Bitkisel proteinler mi hayvansal proteinler mi?
En kıymetli protein kaynaklarından biri yumurtadır. Bazı bitkisel kaynaklı besinler protein oranının çok yüksek olduğu gerekçesiyle, popüler diyetlere bağlı kalarak gereğinden fazla tüketilebiliyor. Ancak bu noktada tüketilen besinlerin biyoyararlanımı da son derece önem taşıyor. Dolayısıyla, popüler diyet akımlarına kapılıp bazen bir şeylere tek yönlü bakılabiliyor. Beslenmenin en önemli ayağının denge olduğu unutulmadan her türlü besin yeterli ve dengeli bir şekilde alınmalı.

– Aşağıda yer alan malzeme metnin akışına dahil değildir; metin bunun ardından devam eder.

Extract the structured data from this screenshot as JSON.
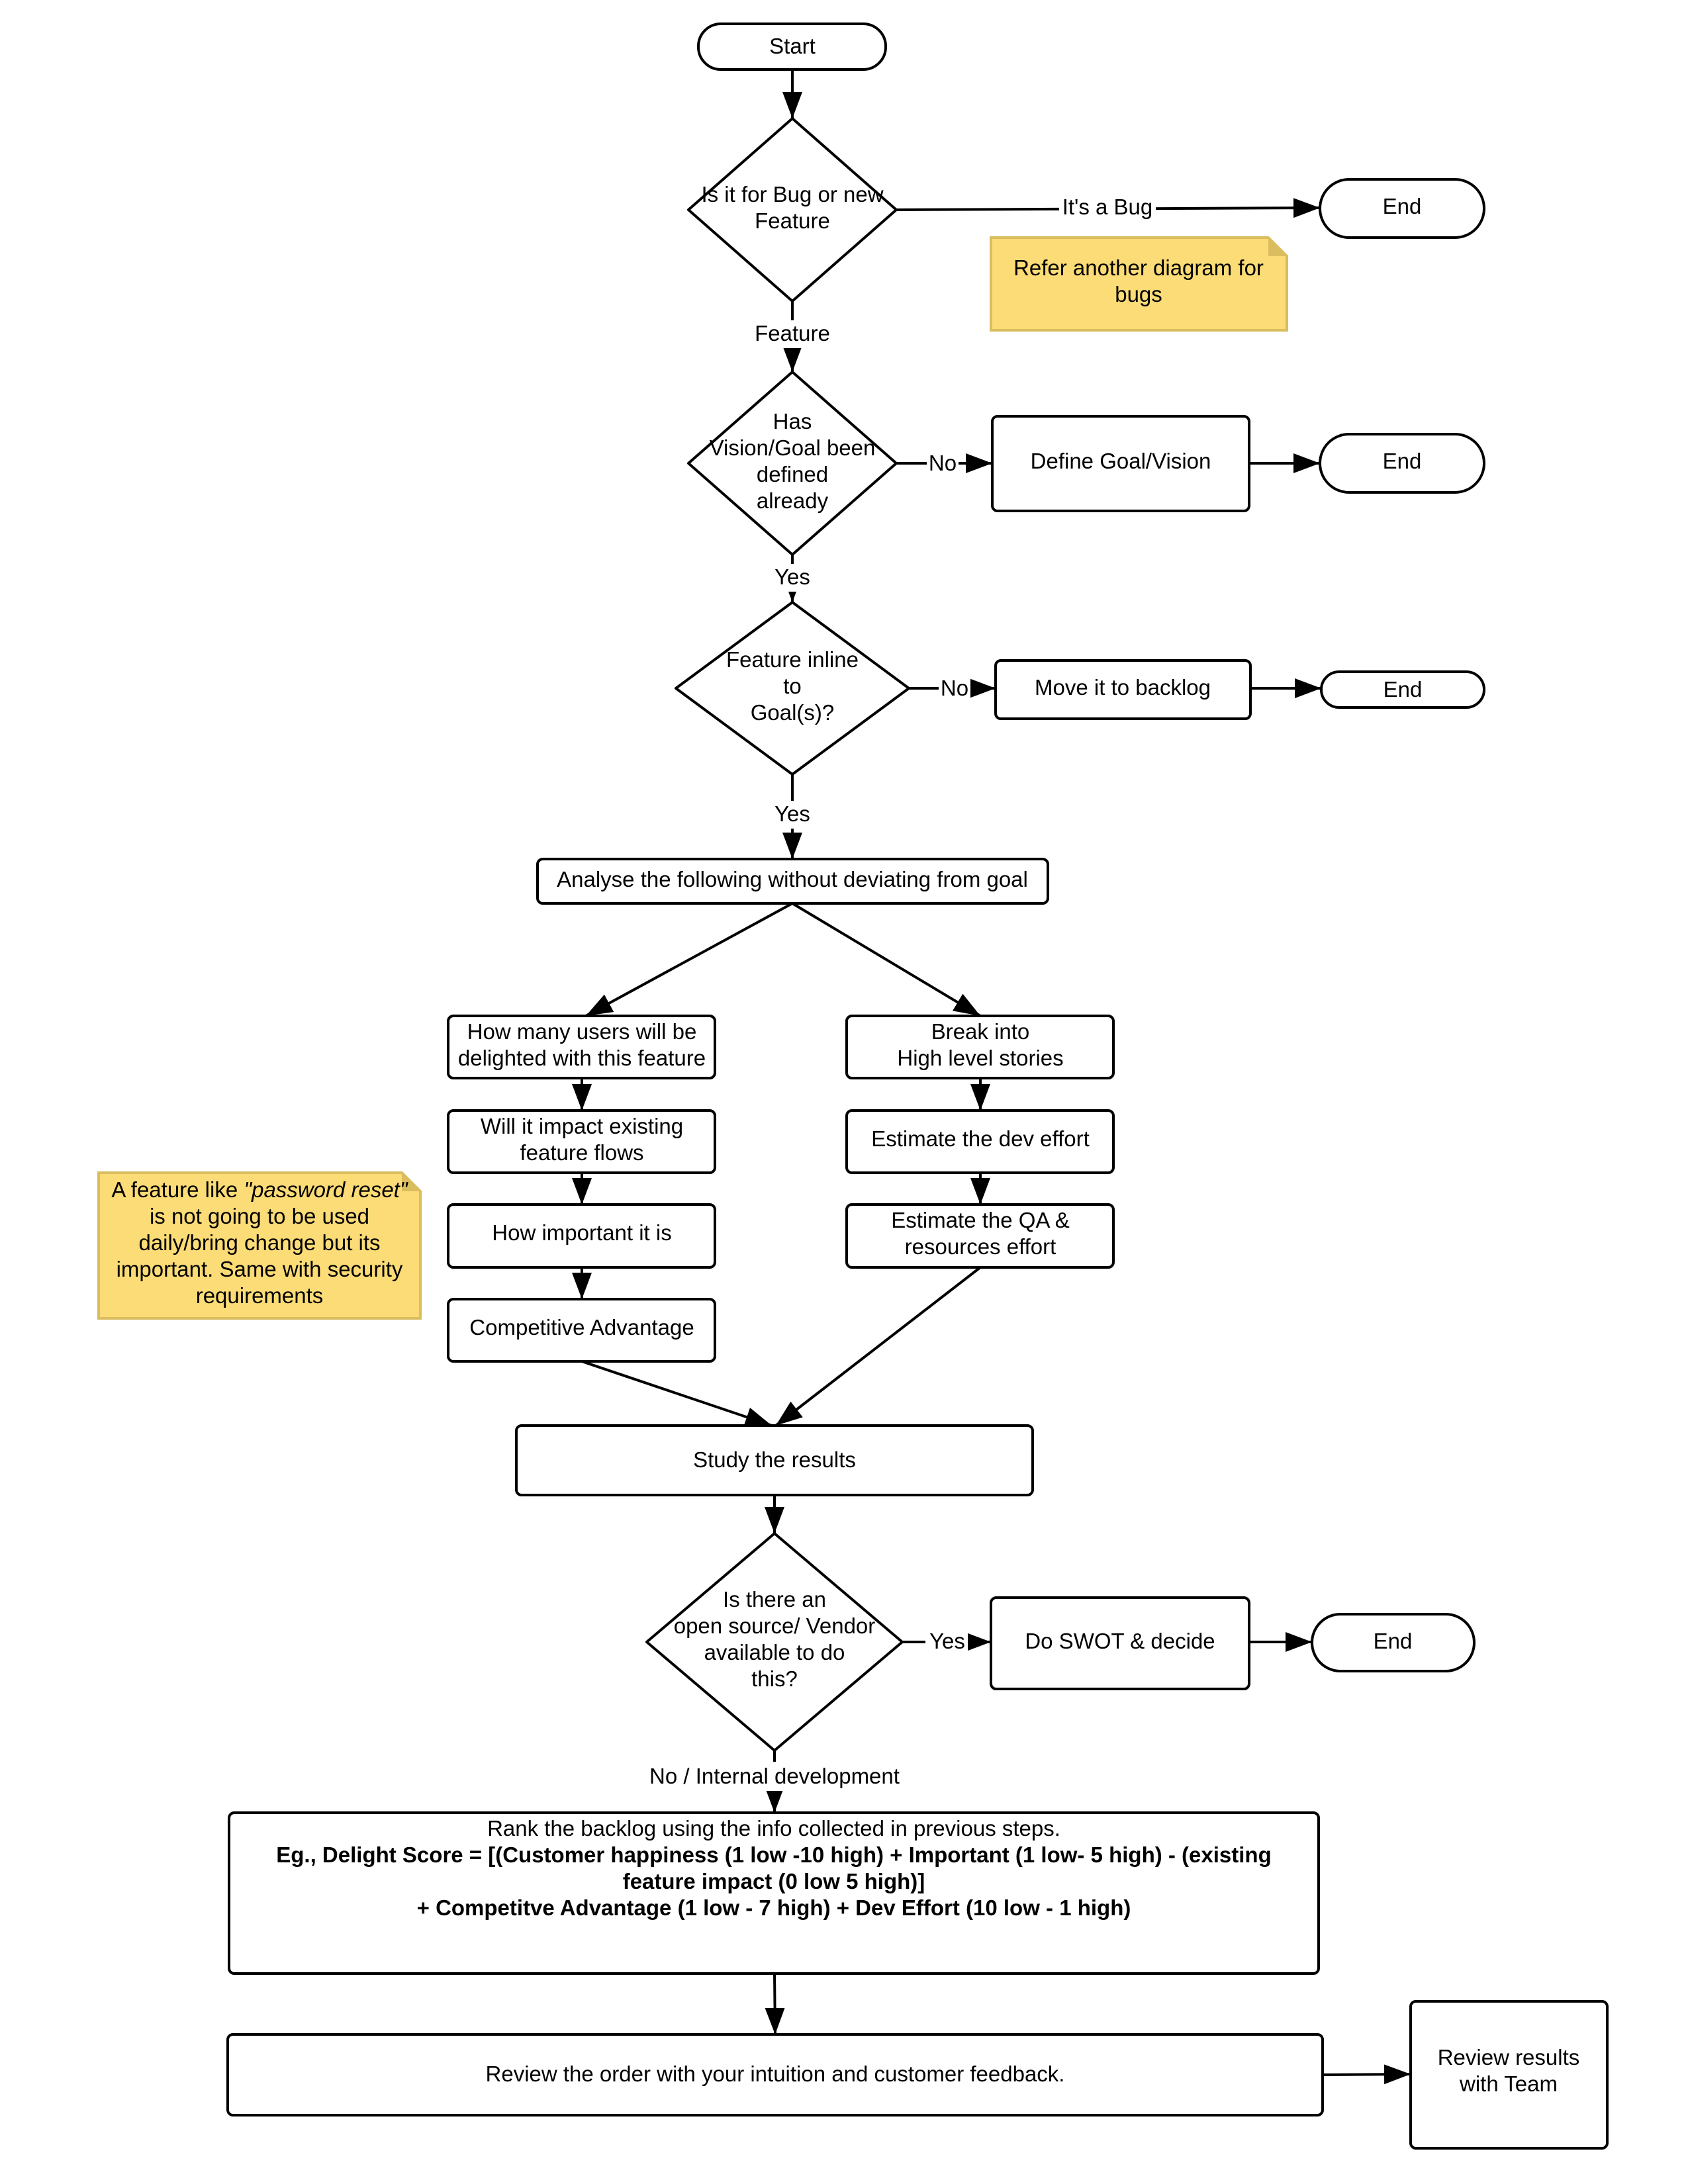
{
  "diagram": {
    "type": "flowchart",
    "nodes": {
      "start": {
        "label": "Start",
        "kind": "terminator"
      },
      "decision_bug_or_feature": {
        "lines": [
          "Is it for Bug or new",
          "Feature"
        ],
        "kind": "decision"
      },
      "end_bug": {
        "label": "End",
        "kind": "terminator"
      },
      "note_bugs": {
        "lines": [
          "Refer another diagram for",
          "bugs"
        ],
        "kind": "note"
      },
      "decision_vision": {
        "lines": [
          "Has",
          "Vision/Goal been",
          "defined",
          "already"
        ],
        "kind": "decision"
      },
      "define_goal": {
        "label": "Define Goal/Vision",
        "kind": "process"
      },
      "end_goal": {
        "label": "End",
        "kind": "terminator"
      },
      "decision_inline": {
        "lines": [
          "Feature inline",
          "to",
          "Goal(s)?"
        ],
        "kind": "decision"
      },
      "move_backlog": {
        "label": "Move it to backlog",
        "kind": "process"
      },
      "end_backlog": {
        "label": "End",
        "kind": "terminator"
      },
      "analyse": {
        "label": "Analyse the following without deviating from goal",
        "kind": "process"
      },
      "users_delighted": {
        "lines": [
          "How many users will be",
          "delighted with this feature"
        ],
        "kind": "process"
      },
      "impact_flows": {
        "lines": [
          "Will it impact existing",
          "feature flows"
        ],
        "kind": "process"
      },
      "how_important": {
        "label": "How important it is",
        "kind": "process"
      },
      "competitive": {
        "label": "Competitive Advantage",
        "kind": "process"
      },
      "break_stories": {
        "lines": [
          "Break into",
          "High level stories"
        ],
        "kind": "process"
      },
      "estimate_dev": {
        "label": "Estimate the dev effort",
        "kind": "process"
      },
      "estimate_qa": {
        "lines": [
          "Estimate the QA &",
          "resources effort"
        ],
        "kind": "process"
      },
      "note_password": {
        "line1_prefix": "A feature like ",
        "line1_italic": "\"password reset\"",
        "lines": [
          "is not going to be used",
          "daily/bring change  but its",
          "important. Same with security",
          "requirements"
        ],
        "kind": "note"
      },
      "study_results": {
        "label": "Study the results",
        "kind": "process"
      },
      "decision_vendor": {
        "lines": [
          "Is there an",
          "open source/ Vendor",
          "available to do",
          "this?"
        ],
        "kind": "decision"
      },
      "swot": {
        "label": "Do SWOT  & decide",
        "kind": "process"
      },
      "end_swot": {
        "label": "End",
        "kind": "terminator"
      },
      "rank_backlog": {
        "line1": "Rank the backlog using the info collected in previous steps.",
        "bold_lines": [
          "Eg., Delight Score = [(Customer happiness (1 low -10 high) + Important (1 low- 5 high) - (existing",
          "feature impact (0 low 5 high)]",
          "+ Competitve Advantage (1 low - 7 high) + Dev Effort (10 low - 1 high)"
        ],
        "kind": "process"
      },
      "review_order": {
        "label": "Review the order with your intuition and customer feedback.",
        "kind": "process"
      },
      "review_team": {
        "lines": [
          "Review results",
          "with Team"
        ],
        "kind": "process"
      }
    },
    "edge_labels": {
      "its_a_bug": "It's a Bug",
      "feature": "Feature",
      "no_vision": "No",
      "yes_vision": "Yes",
      "no_inline": "No",
      "yes_inline": "Yes",
      "yes_vendor": "Yes",
      "no_internal": "No / Internal development"
    },
    "colors": {
      "note_fill": "#fcdc76",
      "note_border": "#d9bd5e",
      "stroke": "#000000",
      "background": "#ffffff"
    }
  }
}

Sağlıklı protein kaynakları
Proteinler amino asitlerden oluşur. 8 çeşit amino asit hariç, diğerleri vücutta kendiliğinden sentezlenirler. Ancak 8 çeşit amino asit vücutta sentezlenemez ve dışarıdan beslenme yoluyla alınmalıdır. Bazı besinler 8 amino asidin tamamını barındırır ve bu besinlere tam protein ya da kaliteli protein denir. Tam proteinler kırmızı et, kümes hayvanları, balık, yumurta, süt ve süt ürünleri gibi hayvansal kaynaklı proteinler olurken bazı bitkisel ürünler de tam protein olarak sayılabilir. Bunlara örnek olarak kinoa ve soyayı gösterebiliriz.
Genellikle bitkisel proteinler hayvansal proteinler gibi vücutta üretilmeyen 8 çeşit amino asidin hepsini içermezler, genelde eksik ya da yetersiz olur. Bu bitkisel proteinlere kurubaklagiller(bezelye, fasulye, nohut, börülce, mercimek gibi), yağlı tohumlar (badem, fındık, kabak çekirdeği gibi), mısır, buğday, yulaf gibi tahıllar da örnek verilebilir. Sağlıklı bir beslenme planında bitkisel ve hayvansal proteinler bir arada tüketilmelidir.